Make the Best Damn Burger

Labor Day approaches. The barbecue your significant other planned is coming at you faster than your brother-in-law when you say the words “Double IPA.” And you need to find a way to impress 10 more-than-buzzed visitors.

Marty’s bringing the home-rubbed chicken thighs. Kim’s covering the lamb lollipops. Ashley’s holding it down with her famous soy-grazed tofu with fried okra. But there’s just that one missing piece of the puzzle, the perfect companion to a plastic plate and a handful of Cape Cod potato chips… The burger.
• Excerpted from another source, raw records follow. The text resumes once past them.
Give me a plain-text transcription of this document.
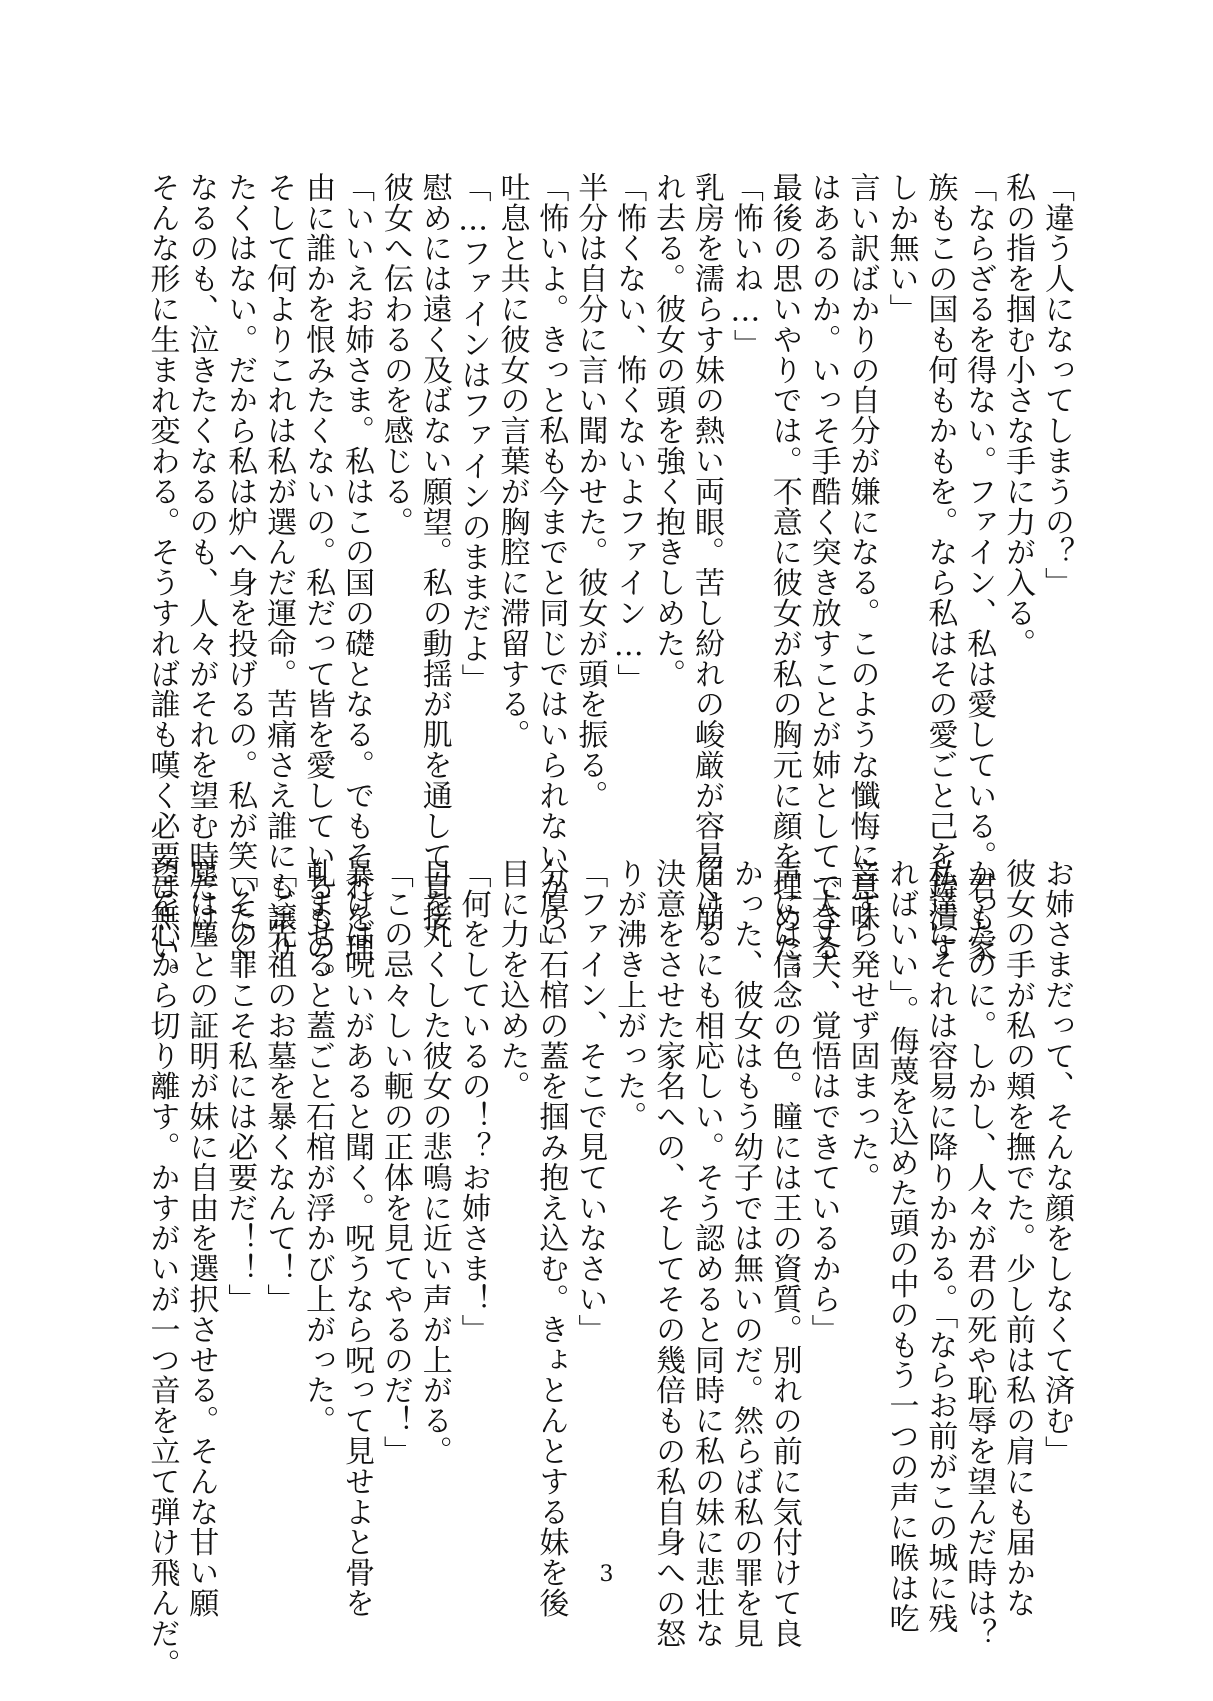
「違う人になってしまうの？」
私の指を掴む小さな手に力が入る。
「ならざるを得ない。ファイン、私は愛している。君も家
族もこの国も何もかもを。なら私はその愛ごと己を鋳潰す
しか無い」
言い訳ばかりの自分が嫌になる。このような懺悔に意味
はあるのか。いっそ手酷く突き放すことが姉としてできる
最後の思いやりでは。不意に彼女が私の胸元に顔を埋めた。
「怖いね…」
乳房を濡らす妹の熱い両眼。苦し紛れの峻厳が容易く崩
れ去る。彼女の頭を強く抱きしめた。
「怖くない、怖くないよファイン…」
半分は自分に言い聞かせた。彼女が頭を振る。
「怖いよ。きっと私も今までと同じではいられないから」
吐息と共に彼女の言葉が胸腔に滞留する。
「…ファインはファインのままだよ」
慰めには遠く及ばない願望。私の動揺が肌を通して直接
彼女へ伝わるのを感じる。
「いいえお姉さま。私はこの国の礎となる。でもそれを理
由に誰かを恨みたくないの。私だって皆を愛しているもの。
そして何よりこれは私が選んだ運命。苦痛さえ誰にも譲り
たくはない。だから私は炉へ身を投げるの。私が笑いたく
なるのも、泣きたくなるのも、人々がそれを望む時だけ。
そんな形に生まれ変わる。そうすれば誰も嘆く必要は無い。
お姉さまだって、そんな顔をしなくて済む」
彼女の手が私の頬を撫でた。少し前は私の肩にも届かな
かったのに。しかし、人々が君の死や恥辱を望んだ時は？
私達にそれは容易に降りかかる。「ならお前がこの城に残
ればいい」。侮蔑を込めた頭の中のもう一つの声に喉は吃
音すら発せず固まった。
「大丈夫、覚悟はできているから」
声には信念の色。瞳には王の資質。別れの前に気付けて良
かった、彼女はもう幼子では無いのだ。然らば私の罪を見
届けるにも相応しい。そう認めると同時に私の妹に悲壮な
決意をさせた家名への、そしてその幾倍もの私自身への怒
りが沸き上がった。
「ファイン、そこで見ていなさい」
分厚い石棺の蓋を掴み抱え込む。きょとんとする妹を後
目に力を込めた。
「何をしているの！？お姉さま！」
目を丸くした彼女の悲鳴に近い声が上がる。
「この忌々しい軛の正体を見てやるのだ！」
暴けば呪いがあると聞く。呪うなら呪って見せよと骨を
軋ませると蓋ごと石棺が浮かび上がった。
「ご先祖のお墓を暴くなんて！」
「その罪こそ私には必要だ！！」
塵は塵との証明が妹に自由を選択させる。そんな甘い願
望を心から切り離す。かすがいが一つ音を立て弾け飛んだ。	3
How do you fulfill this need? By purchasing Trader Joe’s Thai Sweet Chili Veggie Burgers, and cooking them in a PAN like it’s a Tuesday night and you stayed at work too long to make a proper meal? Fuck no! You’re making BEEF burgers, because as long as you’re still making up excuses to skip off work early every Friday, it’s still SUMMERTIME.

First, get some beef. Ground chuck from any grocery store is fine, shoot for 80% lean, 20% fat to have the proper drip factor (read: flavor) when you’re pounding these babies a few hours from now. About four pounds for eight people works, but just figure half a pound per burger. Grab a couple of sweet onions (yellow or Vidalias will serve you well), some plain breadcrumbs, and a head of garlic, while you’re at it.

Take the beef out of the package, and this is important: don’t mess with it too much. Ground meat sticks to ground meat when you squeeze and futz with it, and the more this happens, the denser and dryer your burger will be.

Put your beef in a large mixing bowl. Next, you’ll want to take an onion (about one for every four pounds of beef) and chop it up really small. Think pinky nail-sized. Toss it in with the beef. I like to throw the chopped onion in a pan with a bit of oil and cook it before I mix it in with the beef, because the sweetness of the cooked onions pairs well with the sauces we’re about to add with the burger.

Now, you’re going to toss in a half cup of breadcrumbs, a couple of eggs, and a few tablespoons of soy sauce and Worcestershire sauce. Finally, smash two or three cloves of garlic with the side of your knife, chop them up, and add those, too.

Wet your hands, and prepare to get dirty. Gently mash the meat mixture together with your hands, and, once thoroughly mixed, start pulling out fistfuls of meat and loosely forming patties. Once you’ve got these patties down, liberally salt them. This seals the all-important juices in side.

Fire up your grill. Whether it’s propane, or you’re using a $20 Wal-Mart charcoal grill, you’re going to want to get it hot on one side. Either peg the propane at high on one side and medium-low on the other, or stack the charcoal up on one half of the pit. Once your grill thermometer is reading, oh, 450 or 500 degrees, put those raw burgers on the cooler side of the grill.

Have a meat thermometer handy. Flip them once or twice, as needed, but do not, under any circumstances, smash down your burger with your spatula. I know you’re trying to impress all of the COOL NEW BARBECUE friends you’ve made since your Labor Day barbecue with the FLAMES that sprout when you press those burgers down. And you’re right, OOOOOOO FIRE. But when you do this, you’re losing precious flavor.

Cook on the cool side of the grill until your burger reads about 120 degrees (for medium rare, about 5–10 degrees higher for medium) on your trusty meat thermometer.

Transfer them over to the HOT part of the grill, and cook for about 30 seconds to get that nice, brown crust on the outside of your burger. Flip it, and toss some cheese on top. I like a nice aged cheddar, but if you prefer American, Gouda, or even a BLEU cheese, you wouldn’t be wrong. Roast in that hot section for another 30 seconds, before transferring them to a plate.

Let them rest for about ten minutes before serving. Put them on a potato roll, and top however you like. I go for a bit of ketchup, sriracha, and some avocado slices, but I wouldn’t fault you if you wanted some bacon, bibb lettuce, mustard, relish or dill pickles, tomatoes, or red onions.

And now, hey! Look at YOU, you big burger maker, you just made the best damn burgers your guests will ever eat!